Second, the writing process.  This is essential.  First write, without self-criticism, then edit.  It’s as simple as that – and as profound.  If you can’t silence the inner critic, then writing is incredible slow, painful and unrewarding.  You must write first, then fix.  First the creator, then the editor.

And don’t be precious about your writing.  Just get on with it.  Talk to yourself, and write that down.  The more conversational your prose, the better it usually is.

Write on planes, in waiting rooms, while waiting for paint to dry – whenever you can.  It’s nice if you can have the luxury of a dedicated writing space, with all your pictures, music, and tchotchkes around you like little good-luck charms.  But don’t wait for that.  Start writing.  Write anywhere, anytime, on anything.  Write daily.  Write about stuff you care about.  Write about the topic you’ve got going at the moment, but if you suddenly get inspired, write about that.  You can fix it later.  In fact, you should fix it later.  That’s the whole point.  Create first, edit second.

If you’ve crafted a good outline, then writing is just a matter of filling the buckets.

And it is a craft, like building a brick wall or throwing a clay pot.  With practice you get better at it.  If you think about it like the romantic poets talked about it – as a inspired, artistic, creative process – then you’ll never get done.

And I suspect you’ll find that some of the stuff you write when inspired is good, and some of it isn’t.  Just as some of the writing you produce when you’re just putting one word in front of another will surprise you with its brilliance – and some of it won’t.

I write both my own material and for clients, and both are sometimes fabulous fun and other times work.  They’re all your children, and they’re all precious.

Next time I’ll talk about the marketing and selling of your book.



  1. Hi Nick,

    Great advice. “Create first, edit second.” With each of my first three books, the process was always the same. I’d write approximately two thousand words a day. When I went to bed I’d think, “That was really lame.” The next morning I’d read it and think, “That’s not so bad.” And most of the time it made it into the book without so much as a comma changed.


    P.S. I’ve heard so many writers say they like to have written. The actual writing? Not so much. But I’m with you.
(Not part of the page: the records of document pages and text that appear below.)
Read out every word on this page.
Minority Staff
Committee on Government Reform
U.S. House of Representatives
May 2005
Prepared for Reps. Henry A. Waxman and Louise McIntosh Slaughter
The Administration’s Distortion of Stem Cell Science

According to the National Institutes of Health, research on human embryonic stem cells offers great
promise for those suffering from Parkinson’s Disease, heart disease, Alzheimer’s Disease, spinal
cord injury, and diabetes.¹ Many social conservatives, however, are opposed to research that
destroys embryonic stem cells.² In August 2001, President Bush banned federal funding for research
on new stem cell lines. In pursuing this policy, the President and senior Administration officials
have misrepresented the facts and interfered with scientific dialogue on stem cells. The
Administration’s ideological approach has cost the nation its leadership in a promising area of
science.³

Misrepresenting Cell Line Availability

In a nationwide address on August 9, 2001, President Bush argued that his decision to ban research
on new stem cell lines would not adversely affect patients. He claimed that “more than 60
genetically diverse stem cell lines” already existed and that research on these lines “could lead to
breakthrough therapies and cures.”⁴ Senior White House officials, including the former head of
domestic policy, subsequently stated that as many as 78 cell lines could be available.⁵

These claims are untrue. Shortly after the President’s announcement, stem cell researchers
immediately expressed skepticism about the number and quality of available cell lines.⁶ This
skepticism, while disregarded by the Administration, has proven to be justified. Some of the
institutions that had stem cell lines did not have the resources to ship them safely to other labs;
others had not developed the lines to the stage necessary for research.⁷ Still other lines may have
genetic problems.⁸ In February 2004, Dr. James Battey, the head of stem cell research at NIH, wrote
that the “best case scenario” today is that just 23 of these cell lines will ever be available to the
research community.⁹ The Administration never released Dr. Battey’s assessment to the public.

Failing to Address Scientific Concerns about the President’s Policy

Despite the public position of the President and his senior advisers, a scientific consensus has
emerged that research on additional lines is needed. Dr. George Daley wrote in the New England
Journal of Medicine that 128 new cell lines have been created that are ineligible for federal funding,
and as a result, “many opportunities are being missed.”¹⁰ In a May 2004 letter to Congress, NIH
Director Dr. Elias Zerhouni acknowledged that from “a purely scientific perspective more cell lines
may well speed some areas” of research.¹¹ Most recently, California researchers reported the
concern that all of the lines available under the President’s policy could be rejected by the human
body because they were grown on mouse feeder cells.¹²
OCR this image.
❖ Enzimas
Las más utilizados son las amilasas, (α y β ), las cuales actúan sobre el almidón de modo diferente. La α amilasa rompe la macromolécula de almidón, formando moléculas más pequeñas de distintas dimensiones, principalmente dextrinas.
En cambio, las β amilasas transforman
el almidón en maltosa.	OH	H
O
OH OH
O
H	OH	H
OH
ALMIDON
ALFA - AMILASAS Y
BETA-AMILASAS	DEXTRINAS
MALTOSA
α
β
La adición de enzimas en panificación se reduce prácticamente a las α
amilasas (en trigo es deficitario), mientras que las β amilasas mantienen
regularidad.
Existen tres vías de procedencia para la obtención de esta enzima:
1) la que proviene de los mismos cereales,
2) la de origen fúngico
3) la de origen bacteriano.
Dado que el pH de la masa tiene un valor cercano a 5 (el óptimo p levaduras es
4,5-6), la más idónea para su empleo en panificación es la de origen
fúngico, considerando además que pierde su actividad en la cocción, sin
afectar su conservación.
Writing is fun! The reward is in the work. The world may never bestow on you the recognition you crave or deserve. But if you’re having fun it won’t matter. You can still put it in the win column.

    1. Maureen — a writer after my own heart! Thanks for the comment. Yes, if it isn’t fun, you’d better have some very compelling reason to write…..

  2. I have mixed feelings about this. Yes, we live in a visual era. No argument here. But are we reading less or just differently? Texts and blog posts and tweets are still texts, no? Maybe we’re reading less content in traditional forms.

    1. Phil — thanks for the comment. I think both are true — we are reading differently, and we’re watching more purely visual stuff (YouTube, etc).